Now, we’re almost there! To solve for x, we need to divide both sides by the coefficient of x, which is 4:

-28 / 4 ≤ 4x / 4

This simplifies to:

-7 ≤ x

4. Interpret the Solution

So, what does -7 ≤ x actually mean? It means that x is greater than or equal to -7. In other words, any number that is -7 or larger will satisfy the original inequality. We can write this solution set in a few different ways:

• Inequality Notation: -7 ≤ x
• Set-builder Notation: {x | x ≥ -7}
• Interval Notation: [-7, ∞)

The interval notation might look a bit confusing if you haven't seen it before. The square bracket on the -7 indicates that -7 is included in the solution set, and the parenthesis on the infinity symbol (∞) indicates that the solution set extends indefinitely in the positive direction.

Common Mistakes to Avoid

When solving inequalities, there are a few common pitfalls to watch out for:

• Forgetting to Flip the Sign: As we mentioned earlier, if you multiply or divide both sides of an inequality by a negative number, you must flip the inequality sign. For example, if we had -4x > 12, dividing both sides by -4 would give us x < -3.
• Incorrectly Combining Like Terms: Make sure you're only combining terms that are actually like terms. For instance, you can't combine 4x and -12 because they aren't the same kind of term.
• Misunderstanding the Solution Set: It’s crucial to understand what your solution actually means. If you get x > 3, that means any number greater than 3 works, but 3 itself does not.

Practice Problems

To really nail down your understanding, let's try a couple of practice problems:

1. Solve for x: 2x + 5 > 11
2. Solve for x: -3x + 8 ≤ 20

Try working through these on your own, and then check your answers. The more you practice, the more comfortable you'll become with solving inequalities.

Real-World Applications

You might be wondering, "When will I ever use this in real life?" Well, inequalities pop up in all sorts of situations! Here are a few examples:

• Budgeting: If you have a budget of $100 for groceries, you can use an inequality to represent the total amount you can spend: total cost ≤ $100.
• Speed Limits: Speed limits are expressed as inequalities. For example, a speed limit of 65 mph means your speed must be ≤ 65 mph.
• Age Restrictions: Many activities have age restrictions that can be expressed as inequalities. For instance, you might need to be ≥ 18 years old to vote.

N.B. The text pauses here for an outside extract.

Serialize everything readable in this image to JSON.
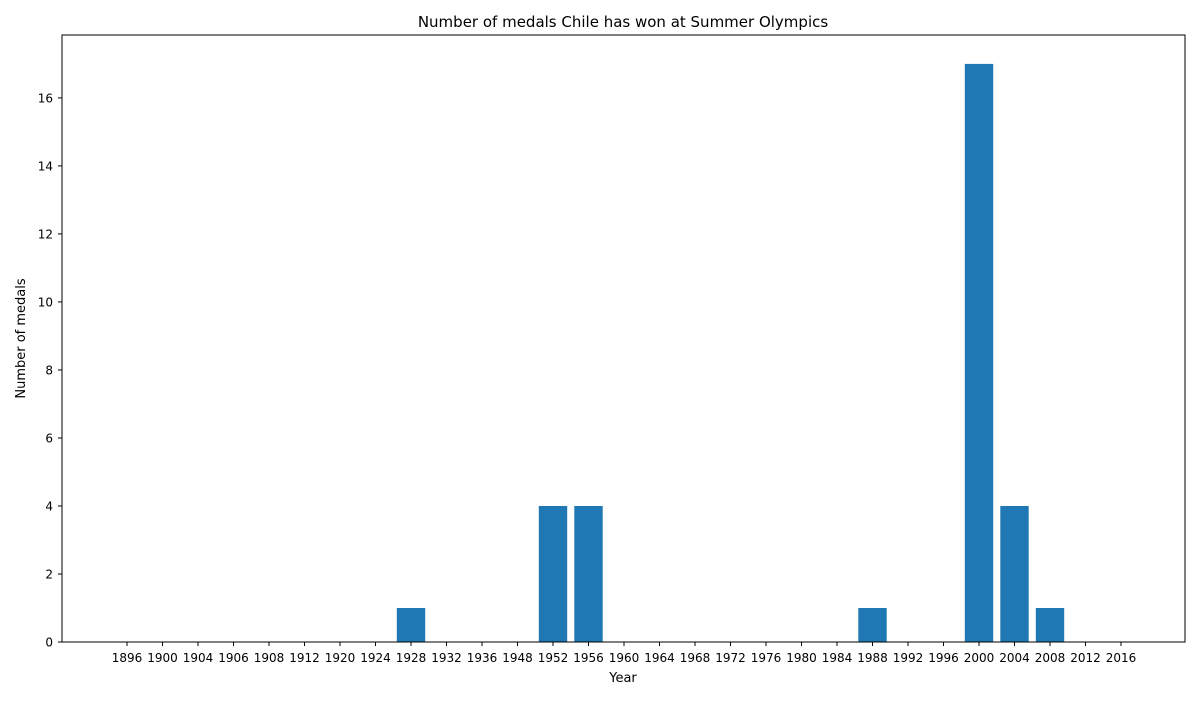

Understanding inequalities can help you make informed decisions and solve problems in various aspects of your life.

Tips for Mastering Inequalities

Here are a few extra tips to help you become a pro at solving inequalities:

• Write Clearly: Keep your work organized and easy to follow. This will help you avoid mistakes and make it easier to check your work.
• Check Your Solution: Once you've found a solution, plug it back into the original inequality to make sure it works. This is a great way to catch errors.
• Use a Number Line: Visualizing the solution set on a number line can be really helpful, especially for more complex inequalities.
• Practice Regularly: The more you practice, the better you'll get. Try working through different types of inequality problems to build your skills.

Conclusion

So, we've successfully solved the inequality 4x - 12 ≤ 16 + 8x and found that x ≥ -7. We’ve also covered the basics of inequalities, common mistakes to avoid, real-world applications, and tips for mastering them. Inequalities are a fundamental concept in math, and understanding them can open doors to more advanced topics. Keep practicing, and you'll be solving inequalities like a champ in no time!

Remember, guys, math isn't about memorizing formulas – it's about understanding the concepts and applying them. If you ever get stuck, don't be afraid to ask for help or look for additional resources. Happy solving!